As the founder and president of Richard White Wood Products, White was active in the small business community and politics. He was appointed by President Ronald Reagan as a moderator for the White House Conference of Small Businesses, received the Small Business Exporter of the Year award by the U.S. Small Business Administration and Governor Martha Layne Collins. He also served as co-chair of the Rowan County Republican Party, chair of George W. Bush's Rowan County election committee, and a member of the Republican Party of Kentucky's central committee.

== Political career ==

=== Collapse at Kentucky State Capitol ===
In February 2022, White collapsed while in a meeting with other state legislators at the Kentucky State Capitol. He was taken by ambulance to Frankfort Regional Hospital where he was admitted under critical condition.

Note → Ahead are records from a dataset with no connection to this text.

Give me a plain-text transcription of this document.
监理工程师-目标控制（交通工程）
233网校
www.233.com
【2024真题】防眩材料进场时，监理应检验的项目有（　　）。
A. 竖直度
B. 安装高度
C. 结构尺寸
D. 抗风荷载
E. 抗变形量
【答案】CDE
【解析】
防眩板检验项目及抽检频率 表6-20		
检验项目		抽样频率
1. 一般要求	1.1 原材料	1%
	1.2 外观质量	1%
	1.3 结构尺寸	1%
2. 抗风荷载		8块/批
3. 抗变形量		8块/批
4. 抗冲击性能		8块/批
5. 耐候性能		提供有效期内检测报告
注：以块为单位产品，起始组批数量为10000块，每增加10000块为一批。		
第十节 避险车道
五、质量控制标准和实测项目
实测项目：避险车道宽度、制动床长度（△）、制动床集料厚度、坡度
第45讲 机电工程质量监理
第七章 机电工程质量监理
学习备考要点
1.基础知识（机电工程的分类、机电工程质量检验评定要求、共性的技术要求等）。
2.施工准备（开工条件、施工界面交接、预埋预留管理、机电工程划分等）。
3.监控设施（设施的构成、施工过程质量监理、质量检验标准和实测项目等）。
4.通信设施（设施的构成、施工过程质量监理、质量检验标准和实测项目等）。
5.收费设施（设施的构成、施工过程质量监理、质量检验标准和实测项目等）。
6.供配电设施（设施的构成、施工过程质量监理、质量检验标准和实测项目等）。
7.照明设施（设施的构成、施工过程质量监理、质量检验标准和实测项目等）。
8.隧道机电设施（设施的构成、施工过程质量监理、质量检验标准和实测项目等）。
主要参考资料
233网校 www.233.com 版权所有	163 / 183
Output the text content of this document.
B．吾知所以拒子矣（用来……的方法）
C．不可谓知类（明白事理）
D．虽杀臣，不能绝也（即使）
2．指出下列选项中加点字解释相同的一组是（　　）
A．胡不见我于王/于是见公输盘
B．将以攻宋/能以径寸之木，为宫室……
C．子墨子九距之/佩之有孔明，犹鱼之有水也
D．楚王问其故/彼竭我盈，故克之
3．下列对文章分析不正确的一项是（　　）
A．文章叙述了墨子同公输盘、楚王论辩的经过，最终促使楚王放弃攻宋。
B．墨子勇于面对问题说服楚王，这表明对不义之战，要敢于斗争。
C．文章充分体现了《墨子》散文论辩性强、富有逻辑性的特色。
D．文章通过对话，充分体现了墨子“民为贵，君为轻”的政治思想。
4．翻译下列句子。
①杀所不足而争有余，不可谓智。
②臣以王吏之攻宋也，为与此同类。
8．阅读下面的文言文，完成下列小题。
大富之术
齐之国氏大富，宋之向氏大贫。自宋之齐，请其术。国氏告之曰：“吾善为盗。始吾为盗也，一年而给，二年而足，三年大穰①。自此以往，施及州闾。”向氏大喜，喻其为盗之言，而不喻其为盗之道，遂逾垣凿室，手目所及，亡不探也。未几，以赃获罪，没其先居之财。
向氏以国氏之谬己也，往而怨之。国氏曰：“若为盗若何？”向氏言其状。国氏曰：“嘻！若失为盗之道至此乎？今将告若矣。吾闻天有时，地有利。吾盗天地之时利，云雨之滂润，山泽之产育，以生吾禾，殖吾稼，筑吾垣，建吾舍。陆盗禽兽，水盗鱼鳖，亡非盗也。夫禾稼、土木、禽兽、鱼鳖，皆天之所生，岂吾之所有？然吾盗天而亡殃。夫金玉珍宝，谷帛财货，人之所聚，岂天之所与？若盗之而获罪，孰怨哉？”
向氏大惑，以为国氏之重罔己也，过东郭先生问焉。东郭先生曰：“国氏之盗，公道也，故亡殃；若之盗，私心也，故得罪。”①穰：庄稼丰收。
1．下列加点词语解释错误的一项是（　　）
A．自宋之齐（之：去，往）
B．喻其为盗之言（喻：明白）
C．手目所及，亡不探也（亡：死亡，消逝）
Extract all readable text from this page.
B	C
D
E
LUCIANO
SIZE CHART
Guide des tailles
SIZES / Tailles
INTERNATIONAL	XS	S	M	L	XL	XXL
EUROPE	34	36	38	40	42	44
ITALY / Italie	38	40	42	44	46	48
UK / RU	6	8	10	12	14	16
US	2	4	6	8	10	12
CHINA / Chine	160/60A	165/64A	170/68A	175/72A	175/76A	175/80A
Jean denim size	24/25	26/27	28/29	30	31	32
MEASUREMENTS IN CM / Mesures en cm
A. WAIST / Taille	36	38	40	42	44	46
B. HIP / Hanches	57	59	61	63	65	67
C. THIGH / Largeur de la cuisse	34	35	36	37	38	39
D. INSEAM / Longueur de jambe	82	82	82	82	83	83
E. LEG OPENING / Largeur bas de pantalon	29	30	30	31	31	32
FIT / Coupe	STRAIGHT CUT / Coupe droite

It was found that he had internal bleeding in his intestinal tract, and had already lost a significant amount of blood. After his condition continued to deteriorate, he was life flighted to the University of Kentucky's Albert B. Chandler Hospital for immediate surgery, which was successful.

=== Elections ===

- 1992 (special) Kentucky's 27th Senate district incumbent Woody May resigned from office on November 25, 1991, due to health concerns. Governor Paul Patton called for a special election to be held on January 7, 1992, to fill the vacancy. White was selected as the Republican candidate for the race but was defeated in the 1992 Kentucky special election, garnering 3,024 votes (32.3%) against Democratic candidate Walter Blevins.
- 1992 White won the 1992 Republican primary for Kentucky's 27th Senate district with 2,371 votes (68.6%) but was defeated in the 1992 Kentucky Senate election, garnering 14,667 votes (46.1%) against Democratic incumbent Walter Blevins.
- 2008 White was unopposed in the 2008 Republican primary for Kentucky's 27th Senate district but was defeated in the 2008 Kentucky Senate election, garnering 14,717 votes (35.1%) against Democratic incumbent Walter Blevins.
- 2020 (special) Kentucky's 99th House district incumbent and minority leader Rocky Adkins resigned from office on December 10, 2019, following his appointment as senior advisor to Governor Andy Beshear. Governor Beshear subsequently called for a special election to be held on February 25, 2020, to fill the vacancies left in the 67th and 99th House districts. White won the 2020 Kentucky House of Representatives special election with 4,750 votes (56%) against Democratic candidate Bill Redwine.
- 2020 White was unopposed in the 2020 Republican primary and won the 2020 Kentucky House of Representatives election with 12,101 votes (64.6%) against Democratic candidate Bill Redwine.
- 2022 White was unopposed in the 2022 Republican primary and won the 2022 Kentucky House of Representatives election with 8,188 votes (60.4%) against Democratic candidate Kevin Anderson.
- 2024 White was unopposed in both the 2024 Republican primary and the 2024 Kentucky House of Representatives election, winning the latter with 13,351 votes.